Indonesian fishermen rescued at least five Rohingya Muslims off the island of Sumatra in the early hours of Friday and brought them ashore, officials said, in the first such landing this year amid media reports that five others had died at sea.
It was not immediately clear where the boat had originated.
Rights groups have said they are expecting many more refugees from Myanmar to attempt the dangerous sea crossings.
Fishermen in east Aceh, on the northern tip of Sumatra, brought two men, two women, and a child to safety while unconfirmed media reports said five others had died.
“They reached land at around 1:30 a.m. and were immediately taken to hospital,” said Razali, a senior navy official based in eastern Aceh.
Tens of thousands of Rohingya fled Myanmar by sea following an outbreak of violence in Rakhine state in 2012. That exodus peaked in 2015, when an estimated 25,000 people fled across the Andaman Sea for Thailand, Indonesia and Malaysia, many drowning in unsafe and overloaded boats.

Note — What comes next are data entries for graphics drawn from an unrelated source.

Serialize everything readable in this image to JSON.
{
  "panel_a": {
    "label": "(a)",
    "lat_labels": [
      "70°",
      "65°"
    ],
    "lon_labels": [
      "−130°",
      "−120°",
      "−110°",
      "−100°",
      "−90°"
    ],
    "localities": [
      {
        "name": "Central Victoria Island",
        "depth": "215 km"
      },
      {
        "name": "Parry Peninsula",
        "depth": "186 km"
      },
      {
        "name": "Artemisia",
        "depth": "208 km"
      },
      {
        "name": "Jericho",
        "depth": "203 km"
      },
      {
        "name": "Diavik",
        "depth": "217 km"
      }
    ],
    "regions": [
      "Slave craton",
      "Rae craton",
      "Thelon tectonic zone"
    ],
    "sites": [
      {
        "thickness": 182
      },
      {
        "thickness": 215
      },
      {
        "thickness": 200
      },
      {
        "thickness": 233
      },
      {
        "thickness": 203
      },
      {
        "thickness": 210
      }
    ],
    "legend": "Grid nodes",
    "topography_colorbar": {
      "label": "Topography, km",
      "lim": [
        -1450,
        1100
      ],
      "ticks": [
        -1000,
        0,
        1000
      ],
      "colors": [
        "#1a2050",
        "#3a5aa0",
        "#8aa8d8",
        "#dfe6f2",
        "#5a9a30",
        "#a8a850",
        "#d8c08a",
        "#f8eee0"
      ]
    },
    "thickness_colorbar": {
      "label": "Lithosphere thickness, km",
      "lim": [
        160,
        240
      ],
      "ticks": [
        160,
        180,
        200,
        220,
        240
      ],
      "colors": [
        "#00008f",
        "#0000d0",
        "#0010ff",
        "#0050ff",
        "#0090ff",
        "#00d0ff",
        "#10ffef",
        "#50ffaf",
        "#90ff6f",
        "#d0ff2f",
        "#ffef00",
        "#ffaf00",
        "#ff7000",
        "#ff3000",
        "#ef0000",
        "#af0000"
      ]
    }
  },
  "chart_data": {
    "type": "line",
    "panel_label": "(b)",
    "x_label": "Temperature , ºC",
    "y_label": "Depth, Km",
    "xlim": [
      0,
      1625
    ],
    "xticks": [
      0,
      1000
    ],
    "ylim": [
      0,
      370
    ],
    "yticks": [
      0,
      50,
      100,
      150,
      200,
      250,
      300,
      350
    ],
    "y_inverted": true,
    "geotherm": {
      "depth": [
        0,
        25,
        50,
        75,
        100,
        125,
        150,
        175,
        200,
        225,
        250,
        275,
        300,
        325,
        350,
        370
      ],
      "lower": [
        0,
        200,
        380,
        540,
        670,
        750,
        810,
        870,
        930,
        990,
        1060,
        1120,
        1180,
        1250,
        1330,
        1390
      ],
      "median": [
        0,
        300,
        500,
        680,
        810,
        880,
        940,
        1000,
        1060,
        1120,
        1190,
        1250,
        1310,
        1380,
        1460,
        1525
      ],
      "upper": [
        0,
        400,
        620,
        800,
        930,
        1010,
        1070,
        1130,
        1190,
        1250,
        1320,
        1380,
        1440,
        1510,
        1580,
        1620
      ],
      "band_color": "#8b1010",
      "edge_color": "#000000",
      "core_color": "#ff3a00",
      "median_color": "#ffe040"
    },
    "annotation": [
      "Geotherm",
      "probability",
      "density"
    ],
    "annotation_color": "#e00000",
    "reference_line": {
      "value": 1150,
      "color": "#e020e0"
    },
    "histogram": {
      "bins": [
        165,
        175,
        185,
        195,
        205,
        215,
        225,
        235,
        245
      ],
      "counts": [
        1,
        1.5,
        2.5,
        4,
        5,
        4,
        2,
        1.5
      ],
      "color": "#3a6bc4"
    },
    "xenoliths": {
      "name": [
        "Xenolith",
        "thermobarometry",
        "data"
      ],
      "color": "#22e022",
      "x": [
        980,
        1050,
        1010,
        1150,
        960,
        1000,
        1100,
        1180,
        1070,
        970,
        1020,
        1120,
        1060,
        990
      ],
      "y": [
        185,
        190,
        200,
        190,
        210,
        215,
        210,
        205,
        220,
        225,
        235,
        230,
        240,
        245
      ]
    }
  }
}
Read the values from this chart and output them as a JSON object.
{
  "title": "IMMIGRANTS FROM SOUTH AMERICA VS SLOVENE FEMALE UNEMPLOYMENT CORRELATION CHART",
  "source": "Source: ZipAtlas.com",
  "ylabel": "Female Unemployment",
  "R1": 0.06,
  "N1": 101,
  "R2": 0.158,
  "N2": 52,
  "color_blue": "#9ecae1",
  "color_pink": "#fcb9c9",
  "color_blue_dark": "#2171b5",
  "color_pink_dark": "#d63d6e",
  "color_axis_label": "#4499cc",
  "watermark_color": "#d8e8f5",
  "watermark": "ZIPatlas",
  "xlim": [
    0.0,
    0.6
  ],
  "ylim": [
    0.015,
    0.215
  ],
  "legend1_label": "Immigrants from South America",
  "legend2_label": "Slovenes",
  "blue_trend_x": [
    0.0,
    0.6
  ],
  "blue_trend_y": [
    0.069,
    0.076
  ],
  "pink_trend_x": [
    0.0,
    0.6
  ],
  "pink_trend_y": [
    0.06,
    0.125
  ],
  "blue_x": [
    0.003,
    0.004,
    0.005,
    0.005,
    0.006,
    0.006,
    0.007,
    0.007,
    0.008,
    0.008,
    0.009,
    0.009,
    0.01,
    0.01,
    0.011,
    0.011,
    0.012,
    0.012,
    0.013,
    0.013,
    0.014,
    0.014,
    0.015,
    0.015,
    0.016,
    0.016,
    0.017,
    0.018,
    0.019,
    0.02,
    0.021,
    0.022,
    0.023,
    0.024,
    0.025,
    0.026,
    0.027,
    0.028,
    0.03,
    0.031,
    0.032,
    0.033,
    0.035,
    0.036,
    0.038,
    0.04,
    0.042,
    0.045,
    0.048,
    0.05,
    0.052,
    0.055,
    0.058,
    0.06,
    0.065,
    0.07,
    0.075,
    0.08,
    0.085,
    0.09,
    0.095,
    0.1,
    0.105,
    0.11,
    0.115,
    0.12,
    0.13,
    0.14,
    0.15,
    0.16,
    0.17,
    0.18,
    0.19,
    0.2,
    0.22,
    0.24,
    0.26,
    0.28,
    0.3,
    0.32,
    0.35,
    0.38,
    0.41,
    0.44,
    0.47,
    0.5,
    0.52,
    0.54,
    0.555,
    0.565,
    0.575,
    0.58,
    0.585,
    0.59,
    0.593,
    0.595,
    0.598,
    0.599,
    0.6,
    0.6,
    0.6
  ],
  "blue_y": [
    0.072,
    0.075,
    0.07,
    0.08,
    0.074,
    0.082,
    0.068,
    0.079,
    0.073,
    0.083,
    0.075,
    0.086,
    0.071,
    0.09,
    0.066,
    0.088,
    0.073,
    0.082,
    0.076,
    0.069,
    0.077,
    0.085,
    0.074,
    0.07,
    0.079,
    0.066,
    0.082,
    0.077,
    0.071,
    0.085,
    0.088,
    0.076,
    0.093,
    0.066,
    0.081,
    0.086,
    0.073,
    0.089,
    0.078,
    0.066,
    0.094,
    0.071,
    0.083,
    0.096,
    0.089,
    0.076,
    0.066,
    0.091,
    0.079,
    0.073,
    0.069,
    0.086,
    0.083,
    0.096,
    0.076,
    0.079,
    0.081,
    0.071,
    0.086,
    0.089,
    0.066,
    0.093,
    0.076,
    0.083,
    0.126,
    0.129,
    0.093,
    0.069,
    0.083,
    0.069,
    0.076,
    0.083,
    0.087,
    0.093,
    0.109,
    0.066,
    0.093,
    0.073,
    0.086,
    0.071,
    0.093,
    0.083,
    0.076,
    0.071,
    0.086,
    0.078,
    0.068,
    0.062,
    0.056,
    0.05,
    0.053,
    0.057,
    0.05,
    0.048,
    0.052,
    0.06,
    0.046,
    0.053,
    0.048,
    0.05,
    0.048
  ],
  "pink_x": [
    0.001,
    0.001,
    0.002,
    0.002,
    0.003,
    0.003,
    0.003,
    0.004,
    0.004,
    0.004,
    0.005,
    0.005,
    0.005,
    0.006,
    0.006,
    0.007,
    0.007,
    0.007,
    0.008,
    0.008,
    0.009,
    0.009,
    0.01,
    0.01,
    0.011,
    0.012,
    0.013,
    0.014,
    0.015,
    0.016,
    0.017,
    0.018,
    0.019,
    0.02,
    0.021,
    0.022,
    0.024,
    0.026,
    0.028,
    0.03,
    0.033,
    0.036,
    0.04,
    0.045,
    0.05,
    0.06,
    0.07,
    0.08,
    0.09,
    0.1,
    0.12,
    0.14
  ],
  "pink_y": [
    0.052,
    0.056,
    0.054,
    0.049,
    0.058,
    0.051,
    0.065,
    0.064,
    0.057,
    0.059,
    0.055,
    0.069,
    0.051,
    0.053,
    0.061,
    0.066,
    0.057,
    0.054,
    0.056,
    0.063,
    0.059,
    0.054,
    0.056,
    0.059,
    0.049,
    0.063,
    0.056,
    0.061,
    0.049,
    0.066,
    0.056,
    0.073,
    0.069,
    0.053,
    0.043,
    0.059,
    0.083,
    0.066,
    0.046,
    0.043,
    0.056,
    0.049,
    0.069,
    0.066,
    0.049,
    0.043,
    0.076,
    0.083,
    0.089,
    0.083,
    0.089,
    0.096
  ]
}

Last year, according to U.N. and other rights groups, some 700,000 Rohingya fled their homes in Rakhine into Bangladesh after militant attacks in August sparked a military crackdown that the United Nations and Western countries have said constitutes ethnic cleansing.
Buddhist-majority Myanmar rejects that charge, saying its forces have been waging a legitimate campaign against “terrorists” who attacked government forces.
Indonesia usually takes in asylum-seekers arriving by boat but they have limited rights and many end up spending years in refugee camps and detention centers.
Earlier this week, neighboring Malaysia intercepted a boat off Langkawi island carrying 56 Rohingya from Myanmar.